Trying to meet up with Mark Two to make sure of my intentions wasn’t that easy. Work, studies and my family already involved a lot of juggling. Getting my period meant I had to cancel the first night I managed to synchronise with Mark Two as I didn’t want to inflict my touch of moodiness upon him. The next earliest time I could organise with him for us to meet was some weeks later; only for me to fall ill with such a bad cold that I couldn’t contemplate leaving the house when the day finally arrived.
The erotic energy that took over my mind and body during these frustrating weeks was exhausting. I became fixated on the idea of having sex with Mark Two, even though most of the time I still considered this an open question, rather than a definite plan. I really enjoyed the great sex I was having with husband Mark, and probably more than usual. I wasn’t quite yet at the point where I fantasised that it was Mark Two inside me, but such thoughts did sometimes cross my mind during our love making.
I didn’t tell my husband of these preoccupations, but one time after I had got over my cold he flat out asked me if I was thinking of the other Mark as we fucked. “Not really,” I half lied, adding that I was more interested in thinking about talking and flirting with Mark than anything else, which was also only half true. I am not sure why, but this response drove Mark wild and he thrust into me harder and faster than ever.
I still wondered what was going on in my husband’s head so in this heated moment I once again asked him to explain why he thought I should have sex with another man. “Because I love you my darling, and because you are so beautiful,” he replied, before groaning into orgasm behind me. I focussed on the feeling of warmth from his presence still deep within me, and his words of just a moment ago, and joined him in wonderful ecstasy.
In another short moment we were lying snuggled together, enjoying the deep togetherness of our love and pleasure. For once, I didn’t make a quick grab for tissues, and instead tried to ignore the uncomfortable oozing wetness between my legs that usually distracted me. This time, I just let myself luxuriate in the wonderful feeling of shared intimacy. What could be better than this? Was I somehow putting this wonderful feeling of closeness in jeopardy? Mark stirred slightly to wiggle his body closer against me, crossing his arm around me to cup my lower left breast.
I shrank as he touched my very sensitive nipple then delighted in the lovely feeling of being held by him. In a flash, my lust and arousal was soaring so quickly and strongly that I found myself pleading with Mark to please lick me. He immediately flipped himself around and had his tongue deep within me. It felt delightful. Then he was sucking, nibbling and flicking, and that was just perfect too.
After enjoying this wonderful attention for a few minutes, and feeling incredibly aroused and wickedly naughty, I decided to see what might be the amorous effect of some gentle teasing. “Do you want Mark to be doing this to me darling, fucking and licking me like this?” Mark stopped what he was doing and looked up at me from between my thighs, his face glistening. His expression shifted between a smirk and an enigmatic smile. “Of course, if you would like that my dear.” He moved his whole body upwards, indicating that his wonderful pleasing of me with his mouth had finished. At once I regretted what I had said, thinking he was stopping. As he knelt higher I saw his very hard erection. “You think he will please you like I do?” grunted my very turned-on husband.

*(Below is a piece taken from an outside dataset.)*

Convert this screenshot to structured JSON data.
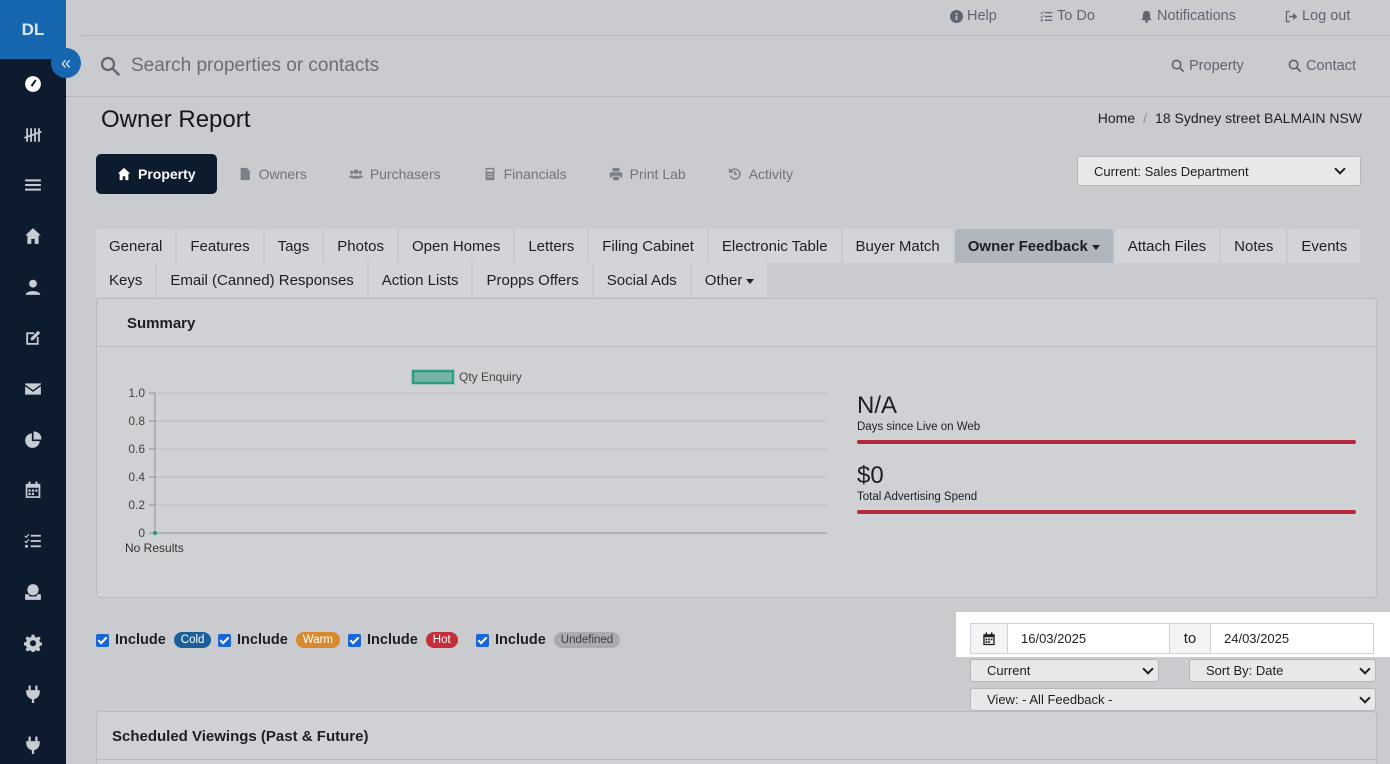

“No need to make it into a dick-waving contest,” I replied demurely, faking it. He smiled at me, knowing that even jokes aside the whole thing had got a bit silly. Regardless, he was completely unable to contain his excitement; anyway, neither could I! Just going with it, I focussed on the lovely feeling of him moving slowly inside me after his quick entry. I matched his efforts with little tilts and thrusts of my pelvis and hips, as we built towards another wonderful climax. After a quick kiss and rearranging of the sheets and doona we both fell asleep; the issue of my having sex with Mark Two still unsettled, but perhaps even closer to getting the go-ahead.
It was morning, and before I was fully conscious of what I was saying or doing I had a burning question for my husband: “Mark, why do you want me to fuck Mark?” I had woken up from a night filled with dreams of wonderful erotic intimacy with Mark Two. These were the most sexual dreams of my life, and my whole body was flushed with arousal. I could still feel him pulsing inside me, his groans matching my moans, and I had tasted his semen exploding in my mouth. The vivid erotic images of the dream quickly faded, but the powerful lingering consciousness of what I enjoyed in my dreams left me bewildered and uncertain.
My thoughts were spinning and my whole body was quivering with excitement. I couldn’t decide whether these incredibly sensuous feelings and real seeming images were simply delightful imaginings, memories of something that actually happened, or even somehow a prophesising of what would inevitably happen?
I understood my demanding question of my husband was actually directed at myself, already knowing the answer. I couldn’t pretend that I was being pushed into anything. I would pursue having a sexual relationship with Mark Two because this was what I wanted. Whether this would actually happen was really only up to him now.